I reminded them that in the real world I would never have middle school “friends” on Facebook and that shouldn’t even think about trying to connect with me online until they can legally vote. But, here at The School, they should freely connect with their classmates and teachers. Outside of school, they are plenty of ways to ostracize based on gender, religion, race, ethnicity, sexuality, socio-economic status. Inside these walls, we should embrace our community and seek ways to learn, collaborate, and use the technology academically, creatively, responsibly. I also reinforced that it is ok to have private groups, but there should be a purpose besides being solely exclusive.

The kids came up with pretty great examples of acceptable private groups – grade level groups, class groups, homeroom groups, and maybe creative writing groups where you would want to share your work with a select group of peer editors. I asked them to consult a teacher before creating a private group. I reminded them that they should actively consult a teacher for most things, just like I do with Don.

3 Comments

Filed under Uncategorized

Showing 5-8th graders how to set up personal digital portfolios using Google Sites.

Screen_shot_2011-09-14_at_1
Screen_shot_2011-09-16_at_2

The kids arrived last week. Since then, I’ve been trying to schedule time with the 5th-8th grade classes to get them started on setting up a GoogleSite as a super simple space for their digital portfolios.

Before the first day of school, the other instructional technologists and I decided to have kids set up a GoogleSite that they could presumably start in 3rd grade and add to each year until they leave in 8th grade…or when the technology changes. (I managed to last one year using iWeb until I declared it was dead to me.)

This was my plan with the kids after our talk:

1. Create a new GoogleSite and name it their server name. Anticipating they’ll use these sites for consecutive years, we decided on a naming convention that will never change during their time at The School, like their username – mine is kblumberg.

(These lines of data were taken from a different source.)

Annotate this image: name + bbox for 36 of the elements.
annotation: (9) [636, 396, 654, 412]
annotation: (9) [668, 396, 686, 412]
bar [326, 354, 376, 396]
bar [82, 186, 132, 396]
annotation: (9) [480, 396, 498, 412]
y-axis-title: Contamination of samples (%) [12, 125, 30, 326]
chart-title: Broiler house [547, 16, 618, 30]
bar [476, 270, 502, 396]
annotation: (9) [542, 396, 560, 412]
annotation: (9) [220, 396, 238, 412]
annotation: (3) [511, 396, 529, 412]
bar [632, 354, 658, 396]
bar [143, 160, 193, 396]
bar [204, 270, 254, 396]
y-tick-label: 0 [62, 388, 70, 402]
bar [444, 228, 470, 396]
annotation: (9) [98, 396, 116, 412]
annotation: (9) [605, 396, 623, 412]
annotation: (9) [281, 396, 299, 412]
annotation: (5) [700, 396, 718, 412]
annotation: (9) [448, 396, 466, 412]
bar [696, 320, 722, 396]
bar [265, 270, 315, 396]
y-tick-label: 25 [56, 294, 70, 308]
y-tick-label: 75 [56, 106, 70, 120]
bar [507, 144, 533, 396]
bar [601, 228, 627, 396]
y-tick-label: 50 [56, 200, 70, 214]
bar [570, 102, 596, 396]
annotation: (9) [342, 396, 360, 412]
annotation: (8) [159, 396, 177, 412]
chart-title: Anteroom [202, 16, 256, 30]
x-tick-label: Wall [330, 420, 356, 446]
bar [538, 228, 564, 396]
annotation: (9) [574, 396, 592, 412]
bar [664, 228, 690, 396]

2. Rename the Home page to About Me or About Karenor whatever their name is. Then they inserted an image taken with Photobooth and a brief autobiographical description about themselves – like a mini digital profile. I reminded them they could edit this endlessly from any location. We love The Cloud!

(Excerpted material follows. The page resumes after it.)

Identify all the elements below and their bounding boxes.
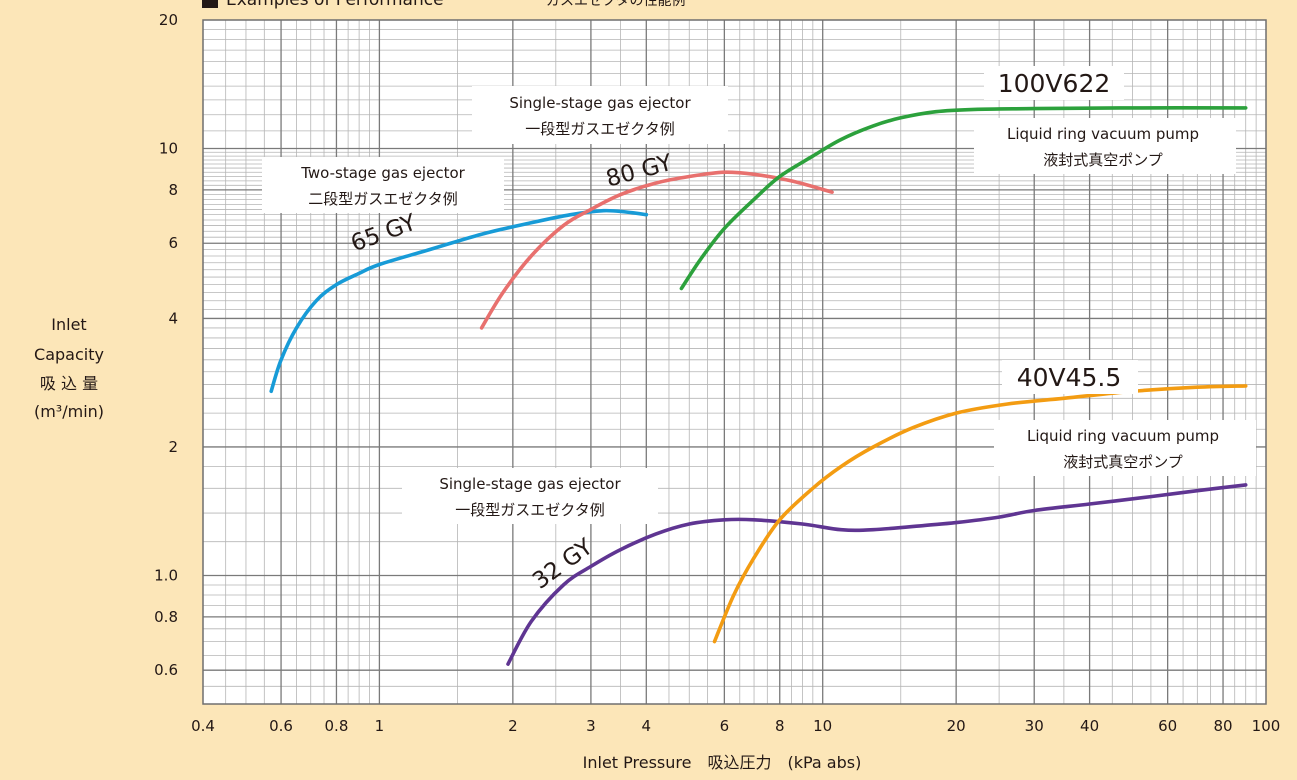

3. Create a new page, choose the Announcements template, put it at the top level, and call it 2011-2012. Belatedly, I realized they maybe could have called it “5th grade work” or something more specific, but it’s not the end of the world. Next year’s work will be on another new page (using the same announcements template) and titled 2012-2013.

4. Posts should include the subject first, like English R+J Podcast or Art Mosaic or SS Artifact Jars. Turns out posts are listed alphabetically rather than chronologically in the Sidebar on the left of the site, so I like that they can be organized by subject this way.

5. New Posts should contain an artifact like a link, photo, video, music file, slideshow, and/or something visual. They should put that artifact in context by using some sentence starters like the following: What is the artifact? What subject is it? What does it represent? Why did they choose it? What was the process? What was the most challenging part? What did they enjoy the most?